Where the deceased held assets outside India — bank accounts, real estate, securities — the tax treatment in India and in the jurisdiction of the asset both need to be considered. Many countries (UK, USA, France, several European jurisdictions) impose inheritance or estate tax at source.
An Indian resident inheriting such assets does not face a separate Indian inheritance tax. But the tax paid in the source country is a sunk cost — Indian tax law does not currently provide a credit or deduction for foreign inheritance tax against Indian tax liabilities.
Where significant foreign assets are involved, coordinated planning between Indian and foreign advisors is essential. Sometimes the right answer is to structure ownership during life (e.g., via foreign trusts) so that the death event does not trigger heavy source-country tax.
GST does not generally apply to the inheritance event itself, since there is no supply of goods or services. But where the estate continues a business — for example, the deceased ran a sole proprietorship that the executor must wind up — GST compliance for that business continues during the wind-down.
The executor should obtain a GST registration in their capacity as legal representative (or use the existing registration with the legal heir's name added) and file the requisite returns until the business is closed or transferred.
Where the inherited assets include rental properties subject to GST (e.g., commercial properties with rent exceeding the GST threshold), the GST position transfers to the inheritor. Registration thresholds, reverse-charge mechanisms, and input credit availability need to be reviewed.

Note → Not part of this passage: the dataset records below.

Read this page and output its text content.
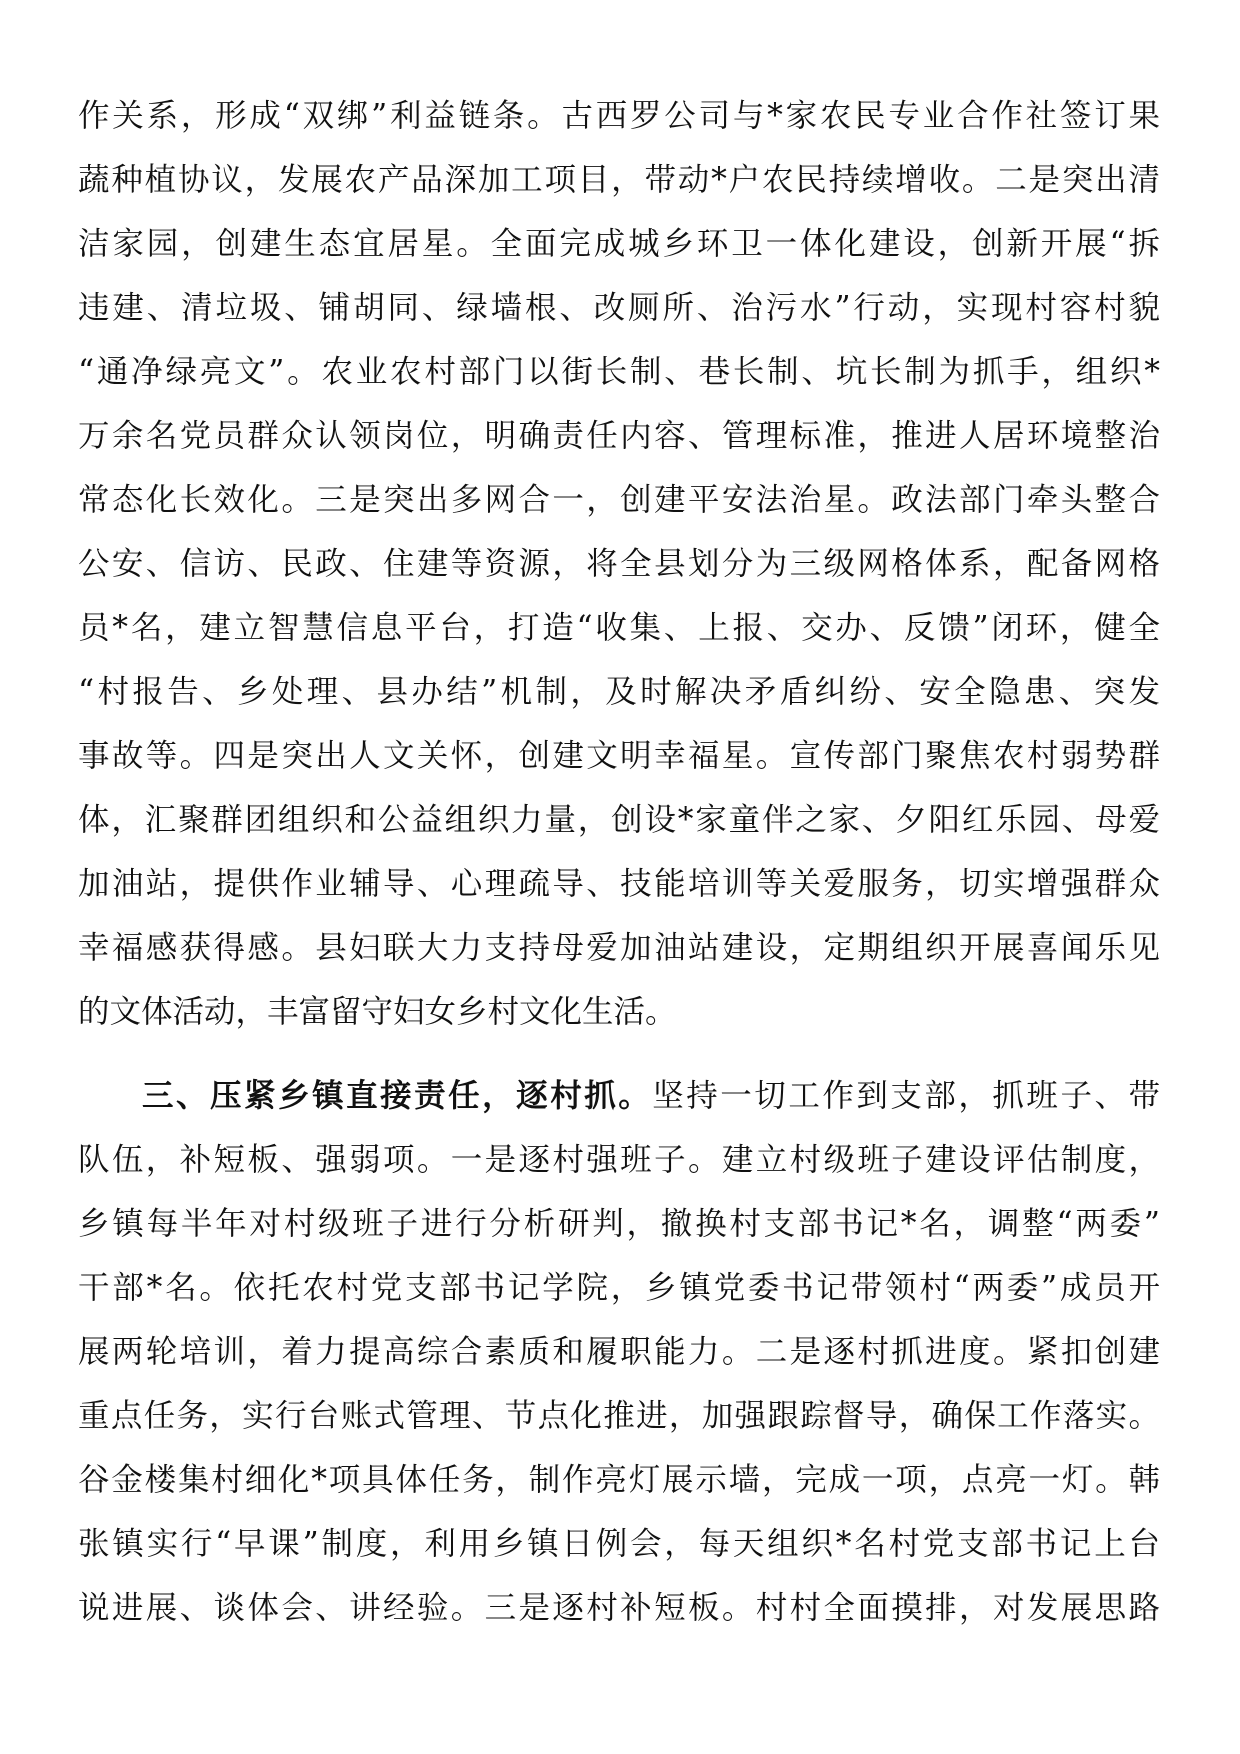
作关系，形成“双绑”利益链条。古西罗公司与*家农民专业合作社签订果
蔬种植协议，发展农产品深加工项目，带动*户农民持续增收。二是突出清
洁家园，创建生态宜居星。全面完成城乡环卫一体化建设，创新开展“拆
违建、清垃圾、铺胡同、绿墙根、改厕所、治污水”行动，实现村容村貌
“通净绿亮文”。农业农村部门以街长制、巷长制、坑长制为抓手，组织*
万余名党员群众认领岗位，明确责任内容、管理标准，推进人居环境整治
常态化长效化。三是突出多网合一，创建平安法治星。政法部门牵头整合
公安、信访、民政、住建等资源，将全县划分为三级网格体系，配备网格
员*名，建立智慧信息平台，打造“收集、上报、交办、反馈”闭环，健全
“村报告、乡处理、县办结”机制，及时解决矛盾纠纷、安全隐患、突发
事故等。四是突出人文关怀，创建文明幸福星。宣传部门聚焦农村弱势群
体，汇聚群团组织和公益组织力量，创设*家童伴之家、夕阳红乐园、母爱
加油站，提供作业辅导、心理疏导、技能培训等关爱服务，切实增强群众
幸福感获得感。县妇联大力支持母爱加油站建设，定期组织开展喜闻乐见
的文体活动，丰富留守妇女乡村文化生活。
三、压紧乡镇直接责任，逐村抓。坚持一切工作到支部，抓班子、带
队伍，补短板、强弱项。一是逐村强班子。建立村级班子建设评估制度，
乡镇每半年对村级班子进行分析研判，撤换村支部书记*名，调整“两委”
干部*名。依托农村党支部书记学院，乡镇党委书记带领村“两委”成员开
展两轮培训，着力提高综合素质和履职能力。二是逐村抓进度。紧扣创建
重点任务，实行台账式管理、节点化推进，加强跟踪督导，确保工作落实。
谷金楼集村细化*项具体任务，制作亮灯展示墙，完成一项，点亮一灯。韩
张镇实行“早课”制度，利用乡镇日例会，每天组织*名村党支部书记上台
说进展、谈体会、讲经验。三是逐村补短板。村村全面摸排，对发展思路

If you have just inherited or are about to inherit substantial assets, run through this checklist. Identify the cost of acquisition (deceased's original cost) for each major asset — particularly long-held immovable property, equity, and mutual funds. This determines your capital gains exposure on future sale.
Identify whether each asset's current fair value exceeds its stamp duty value (for property) or its market value (for securities). Where the values diverge, plan the timing and method of disposal carefully — Section 50C and similar provisions can convert anticipated gains into actual ones.
Where the inheritance includes income-generating assets, identify whose tax bracket the income will fall into. Where the inheritor's bracket is high and there are lower-tax-bracket family members (a non-earning spouse, an elderly parent), consider whether co-ownership arrangements legitimately spread the tax burden.
Finally, consider the integration with your existing investments. Inherited assets may be highly correlated with what you already own (concentrated equity exposure, multiple properties in one city), and rebalancing may make sense — bearing in mind the capital gains implications of doing so.